JFL Week 9 Recap: Jammers was on the mental bye, Ville-Jerk steamroll to Week 10 Pow Wow

This is really is getting tough for me.

No, Lily isn’t hindering my production of the Jargon, at least, not too much. If she starts crying in the next few minutes, I may edit the preceding sentence.

Still, what I’m getting at is, I’m really having trouble following the NFL anymore. The games just do not do it for me. I didn’t watch a single game this past weekend, and yes, that includes the Eagles-Cowboys game.

Part of it was fatigue from a long weekend of work, but most of it was I didn’t care to sit through hours of commercials.

Basically, Week 9 wasn’t just a bye week for most of my fantasy players; it was a bye week for me.

Will it continue next week? We’ll see. I’ll at least keep up with fantasy football, but this recap should be fun considering I didn’t see a single snap.

So, let’s get to it.

Houserville and Jerk are about to vie for AFC supremacy after they both improved to 8-1 last week beating the Johnson brothers.

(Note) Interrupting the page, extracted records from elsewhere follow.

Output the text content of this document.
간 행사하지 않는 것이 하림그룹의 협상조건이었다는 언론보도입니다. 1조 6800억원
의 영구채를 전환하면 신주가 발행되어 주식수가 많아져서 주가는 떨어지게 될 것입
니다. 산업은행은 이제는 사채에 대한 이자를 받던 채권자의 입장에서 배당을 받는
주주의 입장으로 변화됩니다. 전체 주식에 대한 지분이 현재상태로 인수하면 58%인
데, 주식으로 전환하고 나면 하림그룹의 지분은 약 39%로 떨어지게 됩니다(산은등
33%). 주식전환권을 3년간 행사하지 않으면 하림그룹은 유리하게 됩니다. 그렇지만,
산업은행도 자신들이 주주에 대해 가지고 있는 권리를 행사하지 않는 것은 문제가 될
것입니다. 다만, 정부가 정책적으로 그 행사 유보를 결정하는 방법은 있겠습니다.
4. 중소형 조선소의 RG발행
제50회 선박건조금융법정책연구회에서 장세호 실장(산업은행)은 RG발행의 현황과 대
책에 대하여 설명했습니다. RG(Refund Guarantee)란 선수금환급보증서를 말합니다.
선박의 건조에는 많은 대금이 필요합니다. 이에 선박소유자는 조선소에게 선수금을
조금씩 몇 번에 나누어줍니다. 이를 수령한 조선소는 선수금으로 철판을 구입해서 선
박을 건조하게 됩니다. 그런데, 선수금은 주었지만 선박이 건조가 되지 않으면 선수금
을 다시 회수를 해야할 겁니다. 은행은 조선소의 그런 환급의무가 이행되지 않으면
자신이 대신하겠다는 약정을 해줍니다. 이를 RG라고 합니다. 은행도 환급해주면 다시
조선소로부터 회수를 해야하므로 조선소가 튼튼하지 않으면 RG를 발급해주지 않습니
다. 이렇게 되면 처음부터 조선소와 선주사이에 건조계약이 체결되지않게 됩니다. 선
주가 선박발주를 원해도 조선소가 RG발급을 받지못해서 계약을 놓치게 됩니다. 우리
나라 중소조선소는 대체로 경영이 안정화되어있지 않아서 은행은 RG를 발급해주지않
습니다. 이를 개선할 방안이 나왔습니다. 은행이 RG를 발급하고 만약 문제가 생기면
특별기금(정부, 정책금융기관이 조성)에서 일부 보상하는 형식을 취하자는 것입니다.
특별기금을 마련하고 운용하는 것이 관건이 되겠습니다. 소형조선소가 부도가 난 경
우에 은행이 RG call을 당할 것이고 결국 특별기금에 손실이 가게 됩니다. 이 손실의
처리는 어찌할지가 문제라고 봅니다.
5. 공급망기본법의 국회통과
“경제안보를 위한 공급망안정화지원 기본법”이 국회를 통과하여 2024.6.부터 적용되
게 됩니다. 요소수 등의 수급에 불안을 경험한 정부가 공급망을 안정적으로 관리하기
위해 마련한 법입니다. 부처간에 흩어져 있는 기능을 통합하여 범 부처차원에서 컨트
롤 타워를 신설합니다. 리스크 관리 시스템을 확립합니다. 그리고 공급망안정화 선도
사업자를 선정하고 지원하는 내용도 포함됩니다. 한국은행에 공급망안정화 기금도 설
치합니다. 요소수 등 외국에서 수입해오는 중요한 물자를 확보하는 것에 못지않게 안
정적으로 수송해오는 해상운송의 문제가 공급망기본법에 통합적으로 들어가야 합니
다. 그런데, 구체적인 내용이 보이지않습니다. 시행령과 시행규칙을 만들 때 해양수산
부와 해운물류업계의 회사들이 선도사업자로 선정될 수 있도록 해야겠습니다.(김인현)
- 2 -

The Ville had no trouble beating my island of misfit toys as he had five players hit double-digits, whereas my only double-digit scorer was my kicker. Where's Cairo Santos when I need a pick-me-up?

Jerk was less balanced, getting 47 from Marcus Mariota and less than that from everybody else. Still not impressed, but 8-1 makes me respect the three-game lead he has on the best team in the division.

No, I'm not being pompous.

I'm not the best team.

Choo is. Watch out for him. He's giddy about his fantasy baseball sleeper getting traded to the Yankees, but don't be fooled; he's silently getting excited about fantasy football.

Noise would have beat the Jerk had Jawz never traded Mariota for Kaepernick, one of the oddest trades I’ve ever seen.

Jawz would have won, too, had he not made the trade and started Mariota over the struggling and now-injured Peyton Manning. He lost to Choo who continues to roll, scoring another 94.9 points. He’s way out in front with 876.6 points, leading Houserville who has 826.4. Choo is a scoring machine and I'm glad that with two teams at 8-1, I wouldn't face him in the playoffs until at least the AFC Championship. Now, that would be fun.

But let's not get ahead of ourselves.

Choo and I are both 5-4 and have work to do to hold on to our playoff positions.

As far as the AFC picture looks, Houserville can clinch the division with a win, while the Jerk clinches the division with a win and losses by both the Choo and the Jammers.

The aforementioned Choo and Jammers are, as mentioned, in line for the two AFC wild cards, while the Noise sits a game out, Fear and Jawz sit two out, and the Slackers are on the verge of elimination, needing a miracle at this point.

In the NFC, the playoff picture is wide open and there’s no need to go through the scenarios at this point.

Right now, the Chalupa Batman, who sent me a picture of his chalupa he had for lunch, is in charge of the AFC after serving up Boyer a 112.1-95.3 loss behind five double-digit performances, including 34 from Antonio Brown who caught 17 passes for 284 yards. Somehow, he had no TDs.

That seemed to be the theme for Chalupa WRs as Mike Evans had 152 yards and no TDs.

The Philly Cheese Steaks had no trouble finding the endzone Sunday as Chris Ivory, DeAngelo Williams and Dez Bryant combined for five TDs. That helped fuel a big 128.8-117.6 win over the Bombers who have lost two straight. The win keeps the Steaks just two games behind the Batman.

The difference in the matchup may have been waiver claim positions as the Bombers, who lost Le’Veon Bell for the year, surely went after DeAngelo — or one would think he would have — but the Steaks had the better waiver claim, opening the door to the 36.9 points for the Steaks instead of the Bombers.

It’s just a hard-luck loss for the Bombers, but it didn’t hurt him much as the rest of his division lost. The entire NFC East went 4-0 against the NFC West, leaving no change in the standings with four weekends to go.

It’s not often we see that happen.

This week, the NFC features two matchups between the four teams with winning records. Batman face the Bombers, while Dottsville travels to Team Boyer.

Still, not one of those matchups equals the hype for the Jerk vs. Houserville.

The Ville looks to go for his ninth straight win, which would match the mark division rival Fear and Loathing hit after starting 9-0 last season. The Jammers and News Team also have nine-game winning streaks in JFL history, and the record is 11 games set by Team Boyer in 2006 when he won 11 straight after losing his season opener.

Houserville is looking to match that feat and then some. Boyer went on to lose in the Super Bowl to the Jammers. Houserville can’t run into the Jammers there, but he certainly could see him in the AFC Divisional Round of the playoffs.


Maybe by then, with the Week 9 bye players suiting up, the Jammers will find a renewed interest in football.